Although this has been the consensus view among party leaders, this has changed in recent weeks, with the Republican Party rallying behind Trump over new legal problems. Though former Vice President Pence has criticized Trump for his role in the Jan. 6 insurrection at the Capitol, Republican presidential candidates have been mostly quiet on his legal troubles. While Trump’s support among conservative voters remains strong, his unpopularity among moderates and independents could be his Achilles heel in the presidential race.
Despite the potential electability concerns that various Republicans have raised about Former President Trump and his chances of winning the 2024 presidential election, it is unclear whether these concerns alone will be sufficient to dislodge him from his position as the frontrunner in the Republican primary. Florida Governor Ron DeSantis has recently criticized Trump and released a memo warning of the disastrous implications for the Republican Party if Trump were to become its nominee.
According to Chris Wilson, head of data for the “Never Back Down” PAC, Trump’s nomination could result in ideological extremism that would alienate non-Republicans and lead to a loss of feasible senate and house seats in a general election. Nonetheless, Trump continues to maintain his strong standing with the Republican base. In contrast, former Democratic President Joe Biden, who is eager for a rematch, has launched a political attack against Trump, releasing a video in response to his remarks during the CNN town hall, which described Jan. 6 as a “beautiful day.”

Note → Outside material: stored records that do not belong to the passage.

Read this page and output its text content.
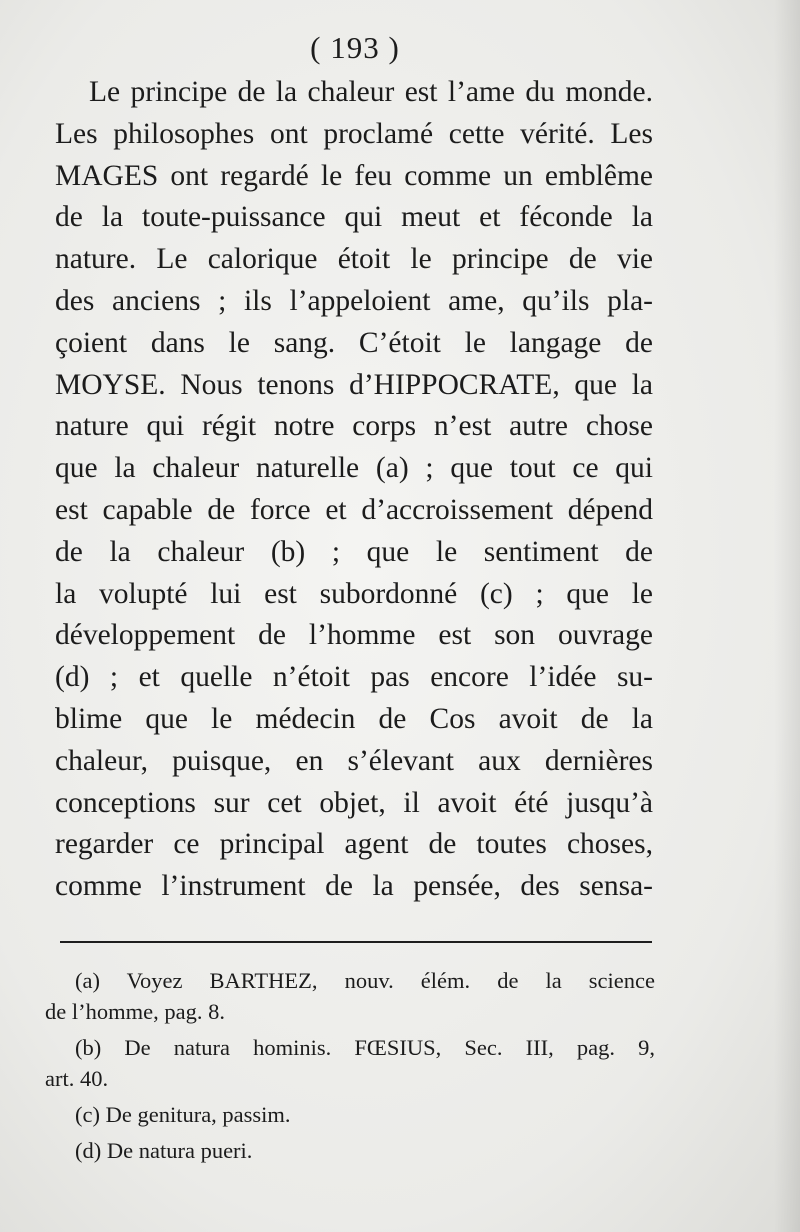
( 193 )
Le principe de la chaleur est l’ame du monde.
Les philosophes ont proclamé cette vérité. Les
MAGES ont regardé le feu comme un emblême
de la toute-puissance qui meut et féconde la
nature. Le calorique étoit le principe de vie
des anciens ; ils l’appeloient ame, qu’ils pla-
çoient dans le sang. C’étoit le langage de
MOYSE. Nous tenons d’HIPPOCRATE, que la
nature qui régit notre corps n’est autre chose
que la chaleur naturelle (a) ; que tout ce qui
est capable de force et d’accroissement dépend
de la chaleur (b) ; que le sentiment de
la volupté lui est subordonné (c) ; que le
développement de l’homme est son ouvrage
(d) ; et quelle n’étoit pas encore l’idée su-
blime que le médecin de Cos avoit de la
chaleur, puisque, en s’élevant aux dernières
conceptions sur cet objet, il avoit été jusqu’à
regarder ce principal agent de toutes choses,
comme l’instrument de la pensée, des sensa-
(a) Voyez BARTHEZ, nouv. élém. de la science
de l’homme, pag. 8.
(b) De natura hominis. FŒSIUS, Sec. III, pag. 9,
art. 40.
(c) De genitura, passim.
(d) De natura pueri.
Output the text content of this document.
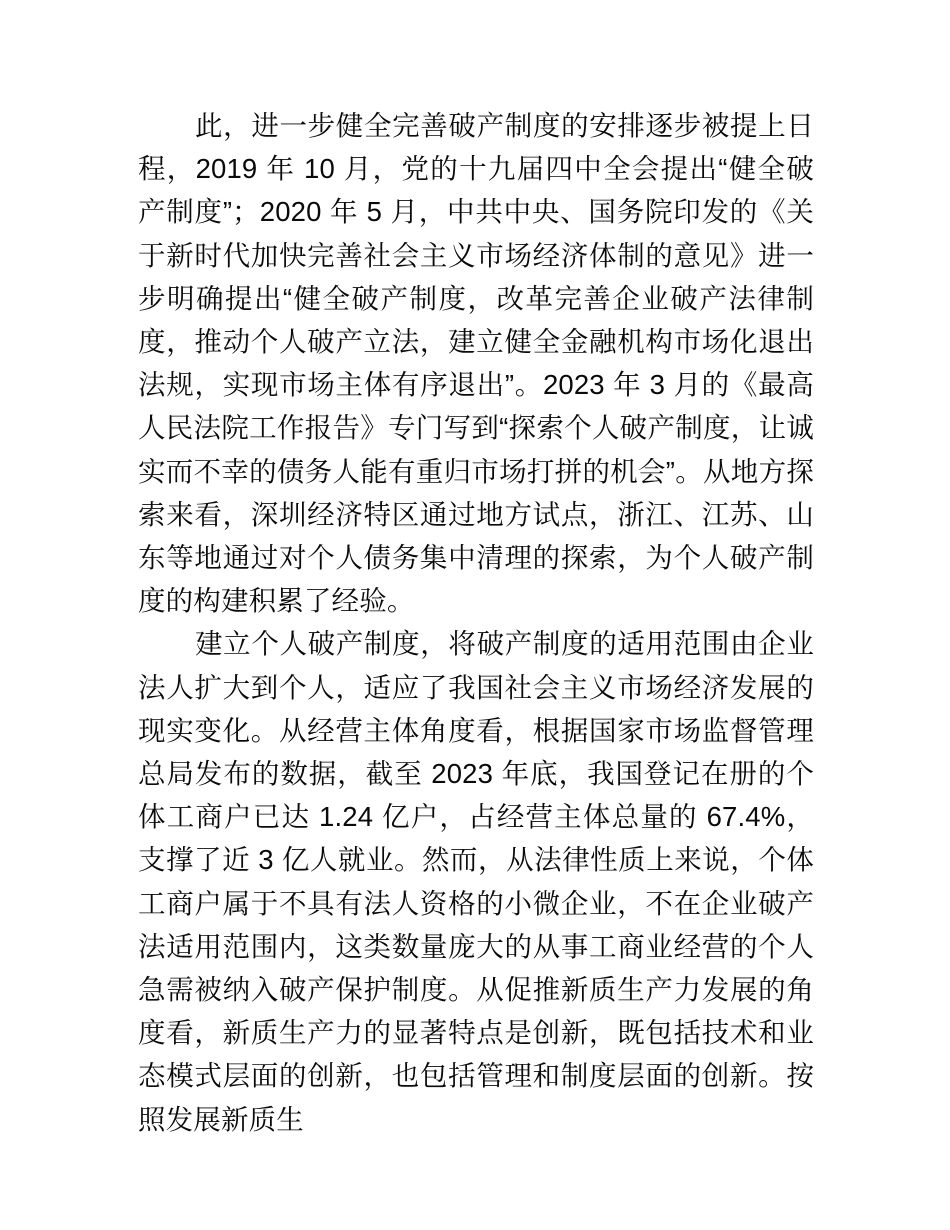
此，进一步健全完善破产制度的安排逐步被提上日程，2019 年 10 月，党的十九届四中全会提出“健全破产制度”；2020 年 5 月，中共中央、国务院印发的《关于新时代加快完善社会主义市场经济体制的意见》进一步明确提出“健全破产制度，改革完善企业破产法律制度，推动个人破产立法，建立健全金融机构市场化退出法规，实现市场主体有序退出”。2023 年 3 月的《最高人民法院工作报告》专门写到“探索个人破产制度，让诚实而不幸的债务人能有重归市场打拼的机会”。从地方探索来看，深圳经济特区通过地方试点，浙江、江苏、山东等地通过对个人债务集中清理的探索，为个人破产制度的构建积累了经验。

建立个人破产制度，将破产制度的适用范围由企业法人扩大到个人，适应了我国社会主义市场经济发展的现实变化。从经营主体角度看，根据国家市场监督管理总局发布的数据，截至 2023 年底，我国登记在册的个体工商户已达 1.24 亿户，占经营主体总量的 67.4%，支撑了近 3 亿人就业。然而，从法律性质上来说，个体工商户属于不具有法人资格的小微企业，不在企业破产法适用范围内，这类数量庞大的从事工商业经营的个人急需被纳入破产保护制度。从促推新质生产力发展的角度看，新质生产力的显著特点是创新，既包括技术和业态模式层面的创新，也包括管理和制度层面的创新。按照发展新质生
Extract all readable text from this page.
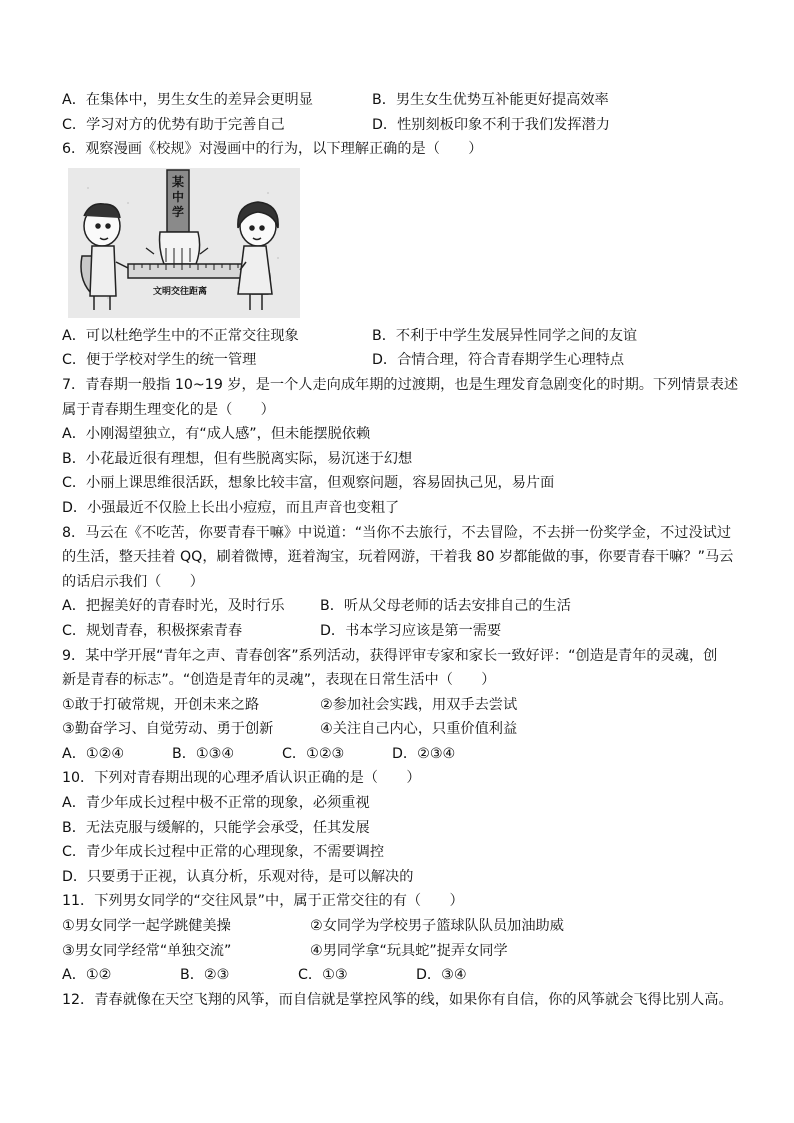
A．在集体中，男生女生的差异会更明显	B．男生女生优势互补能更好提高效率
C．学习对方的优势有助于完善自己	D．性别刻板印象不利于我们发挥潜力
6．观察漫画《校规》对漫画中的行为，以下理解正确的是（　　）
某
中
学
文明交往距离
A．可以杜绝学生中的不正常交往现象	B．不利于中学生发展异性同学之间的友谊
C．便于学校对学生的统一管理	D．合情合理，符合青春期学生心理特点
7．青春期一般指 10~19 岁，是一个人走向成年期的过渡期，也是生理发育急剧变化的时期。下列情景表述
属于青春期生理变化的是（　　）
A．小刚渴望独立，有“成人感”，但未能摆脱依赖
B．小花最近很有理想，但有些脱离实际，易沉迷于幻想
C．小丽上课思维很活跃，想象比较丰富，但观察问题，容易固执己见，易片面
D．小强最近不仅脸上长出小痘痘，而且声音也变粗了
8．马云在《不吃苦，你要青春干嘛》中说道：“当你不去旅行，不去冒险，不去拼一份奖学金，不过没试过
的生活，整天挂着 QQ，刷着微博，逛着淘宝，玩着网游，干着我 80 岁都能做的事，你要青春干嘛？”马云
的话启示我们（　　）
A．把握美好的青春时光，及时行乐	B．听从父母老师的话去安排自己的生活
C．规划青春，积极探索青春	D．书本学习应该是第一需要
9．某中学开展“青年之声、青春创客”系列活动，获得评审专家和家长一致好评：“创造是青年的灵魂，创
新是青春的标志”。“创造是青年的灵魂”，表现在日常生活中（　　）
①敢于打破常规，开创未来之路	②参加社会实践，用双手去尝试
③勤奋学习、自觉劳动、勇于创新	④关注自己内心，只重价值利益
A．①②④	B．①③④	C．①②③	D．②③④
10．下列对青春期出现的心理矛盾认识正确的是（　　）
A．青少年成长过程中极不正常的现象，必须重视
B．无法克服与缓解的，只能学会承受，任其发展
C．青少年成长过程中正常的心理现象，不需要调控
D．只要勇于正视，认真分析，乐观对待，是可以解决的
11．下列男女同学的“交往风景”中，属于正常交往的有（　　）
①男女同学一起学跳健美操	②女同学为学校男子篮球队队员加油助威
③男女同学经常“单独交流”	④男同学拿“玩具蛇”捉弄女同学
A．①②	B．②③	C．①③	D．③④
12．青春就像在天空飞翔的风筝，而自信就是掌控风筝的线，如果你有自信，你的风筝就会飞得比别人高。
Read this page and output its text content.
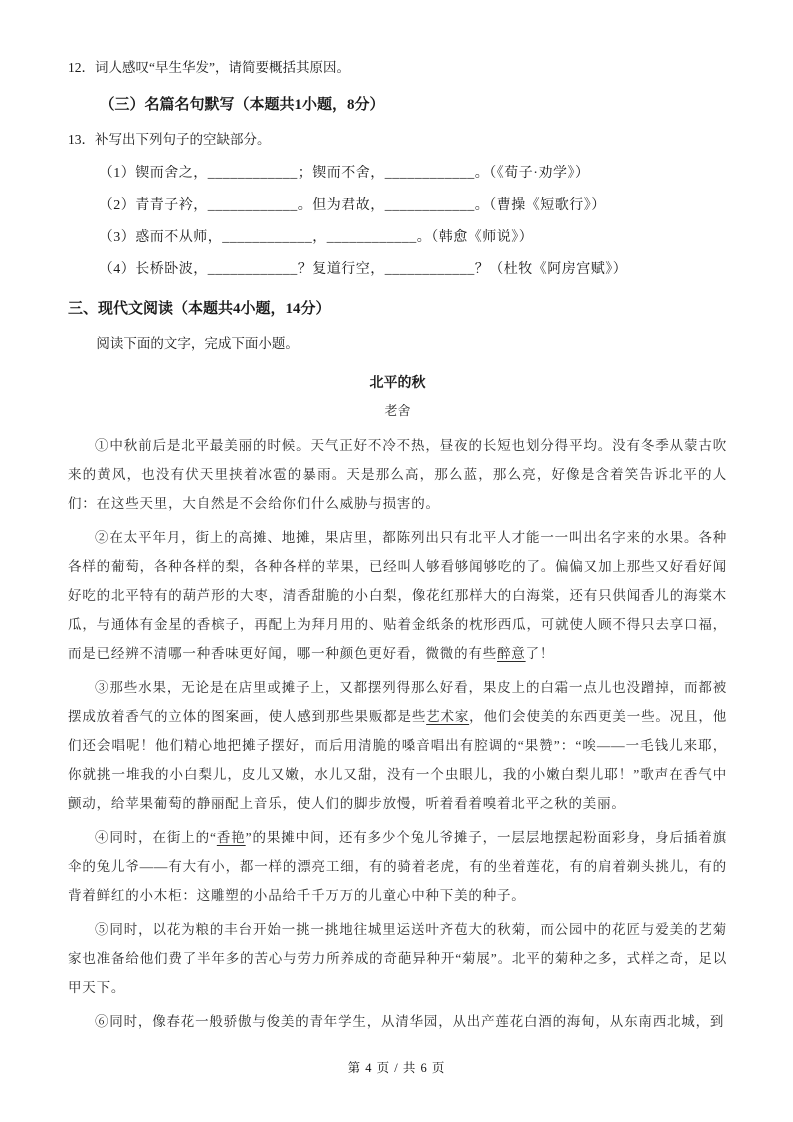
12．词人感叹“早生华发”，请简要概括其原因。

（三）名篇名句默写（本题共1小题，8分）

13．补写出下列句子的空缺部分。

（1）锲而舍之，____________；锲而不舍，____________。（《荀子·劝学》）

（2）青青子衿，____________。但为君故，____________。（曹操《短歌行》）

（3）惑而不从师，____________，____________。（韩愈《师说》）

（4）长桥卧波，____________？复道行空，____________？（杜牧《阿房宫赋》）

三、现代文阅读（本题共4小题，14分）

阅读下面的文字，完成下面小题。

北平的秋

老舍

①中秋前后是北平最美丽的时候。天气正好不冷不热，昼夜的长短也划分得平均。没有冬季从蒙古吹来的黄风，也没有伏天里挟着冰雹的暴雨。天是那么高，那么蓝，那么亮，好像是含着笑告诉北平的人们：在这些天里，大自然是不会给你们什么威胁与损害的。

②在太平年月，街上的高摊、地摊，果店里，都陈列出只有北平人才能一一叫出名字来的水果。各种各样的葡萄，各种各样的梨，各种各样的苹果，已经叫人够看够闻够吃的了。偏偏又加上那些又好看好闻好吃的北平特有的葫芦形的大枣，清香甜脆的小白梨，像花红那样大的白海棠，还有只供闻香儿的海棠木瓜，与通体有金星的香槟子，再配上为拜月用的、贴着金纸条的枕形西瓜，可就使人顾不得只去享口福，而是已经辨不清哪一种香味更好闻，哪一种颜色更好看，微微的有些醉意了！

③那些水果，无论是在店里或摊子上，又都摆列得那么好看，果皮上的白霜一点儿也没蹭掉，而都被摆成放着香气的立体的图案画，使人感到那些果贩都是些艺术家，他们会使美的东西更美一些。况且，他们还会唱呢！他们精心地把摊子摆好，而后用清脆的嗓音唱出有腔调的“果赞”：“唉——一毛钱儿来耶，你就挑一堆我的小白梨儿，皮儿又嫩，水儿又甜，没有一个虫眼儿，我的小嫩白梨儿耶！”歌声在香气中颤动，给苹果葡萄的静丽配上音乐，使人们的脚步放慢，听着看着嗅着北平之秋的美丽。

④同时，在街上的“香艳”的果摊中间，还有多少个兔儿爷摊子，一层层地摆起粉面彩身，身后插着旗伞的兔儿爷——有大有小，都一样的漂亮工细，有的骑着老虎，有的坐着莲花，有的肩着剃头挑儿，有的背着鲜红的小木柜：这雕塑的小品给千千万万的儿童心中种下美的种子。

⑤同时，以花为粮的丰台开始一挑一挑地往城里运送叶齐苞大的秋菊，而公园中的花匠与爱美的艺菊家也准备给他们费了半年多的苦心与劳力所养成的奇葩异种开“菊展”。北平的菊种之多，式样之奇，足以甲天下。

⑥同时，像春花一般骄傲与俊美的青年学生，从清华园，从出产莲花白酒的海甸，从东南西北城，到

第 4 页 / 共 6 页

While some Republicans, such as former New Jersey governor Chris Christie and former Representative Liz Cheney have attempted to cast Trump in a negative light, it remains uncertain if these efforts will be enough to hurt his chances of winning the Republican nomination.
Regardless, Trump appears unconcerned by potential political liabilities ahead of 2024, even suggesting that he may pardon many of his supporters who were convicted of criminal charges after the deadly Capitol insurrection. “Many of them are just great people”, said Trump.